Set beside a dreamy stretch of the Mekong River, the historic town of Chiang Khan has emerged in recent years as a hugely popular destination for domestic tourists. The natural scenery and teakwood houses remain as picturesque as ever, but much of the town now has a kitsch appearance that might disappoint those seeking an authentic slice of slow-paced Isaan life.
First established as an outpost of the Lan Xiang kingdom, the original Chiang Khan was destroyed by Haw warriors from China's Yunnan region in the 1700s. The town was later reestablished in its current location, this time as part of the Siamese empire, and was boosted when large numbers fled the north bank of the river after French colonialists assumed control of Laos in the late 19th century. It was during this period that Chiang Khan's signature wood houses were built.
Once attracting only a trickle of foreign travellers and virtually no one else, the town's narrow lanes are now stacked with "boutique" hotels and souvenirs shops that overflow from the well-preserved heritage architecture. A native told us that most of the long-time residents have moved over to the main drag, renting out their riverfront houses to entrepreneurs from Bangkok and beyond.
This fairly new tourism market is tilted heavily towards an increasingly wealthy wave of Thais. Few Thai destinations have evolved so explicitly for the domestic trade, and none as tightly packed as Chiang Khan. The age-old tradition of saffron-robed monks on morning alms round is now a major draw for snap-happy tourists. Though it gets extremely busy on weekends and holidays, especially in the cooler months, the town remains bucolic on weekdays.
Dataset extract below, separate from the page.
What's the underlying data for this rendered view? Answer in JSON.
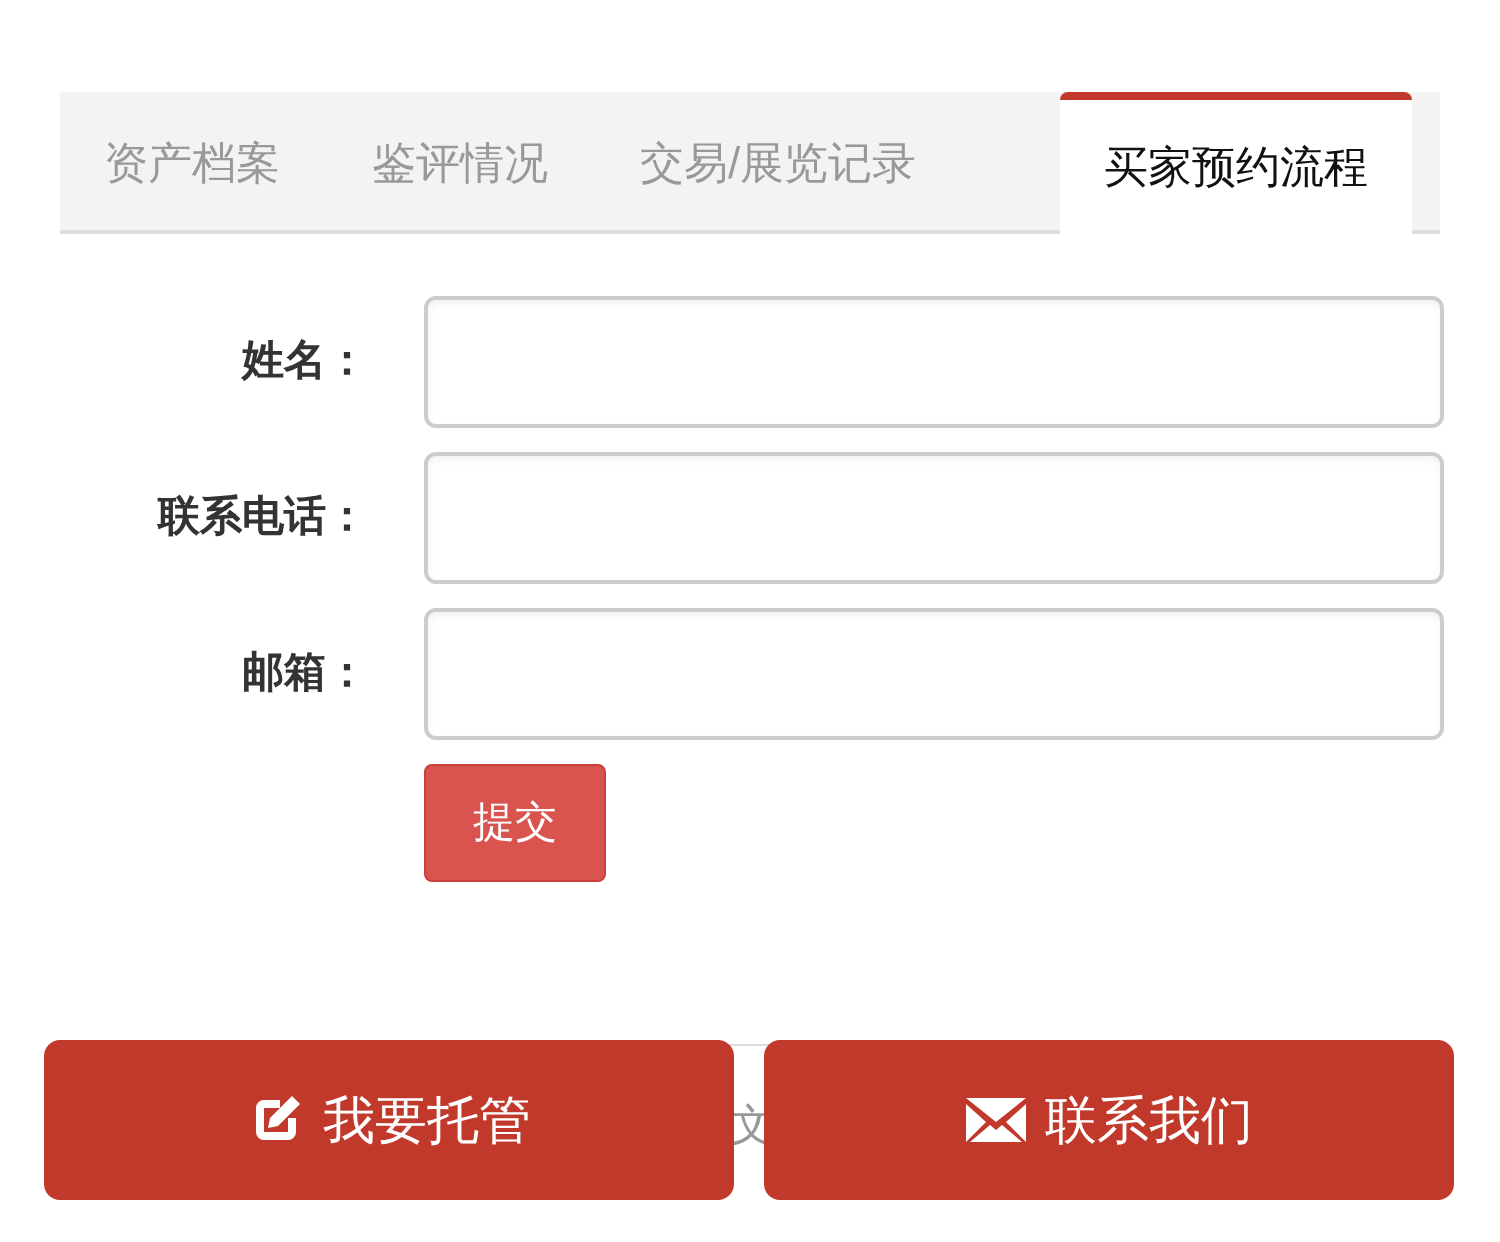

If you don't mind rubbing shoulders with the tour buses, Chiang Khan still has something to offer those looking to bypass the same old foreign tourist hubs. A smattering of ancient temples and natural attractions ensure there's enough to do, while the presence of the Tai Dam people makes it possible to purchase exquisite cotton wears direct from these adept weavers.
And in the end, those hypnotising Mekong sunsets will make you forget all about the crowd of university students giggling in the guesthouse lounge. Chiang Khan enjoys a two-km-wide expanse of this mighty river, forested mountains on the Lao side providing an idyllic backdrop. The sun performs its brilliant finale each day at dusk; smudges of orange, violet and crimson reflected on the steady current, wooden boats puttering back to shore.
A day trip to Chiang Khan from Loei town, 50 km to the south, is a good way to get a taste of the Mekong scenery while staying at the cheaper guesthouses and hotels found in the provincial capital. Those who are turned off by the touristy vibe might head 20 km east to the riverside village of Pak Chom, or a bit further along the Mekong to Sangkhom, just over the border in Nong Khai province.
While the Phi Ta Khon festival in Dan Sai gets most of the attention, Chiang Khan has its own, slightly different scary mask party known as Phi Khon Nam. Featuring a parade of brightly painted masks facing upwards to ask the spirits for plentiful rain, the festival is held annually just after Vesakkha Puja, typically in May or June (depending on the moon).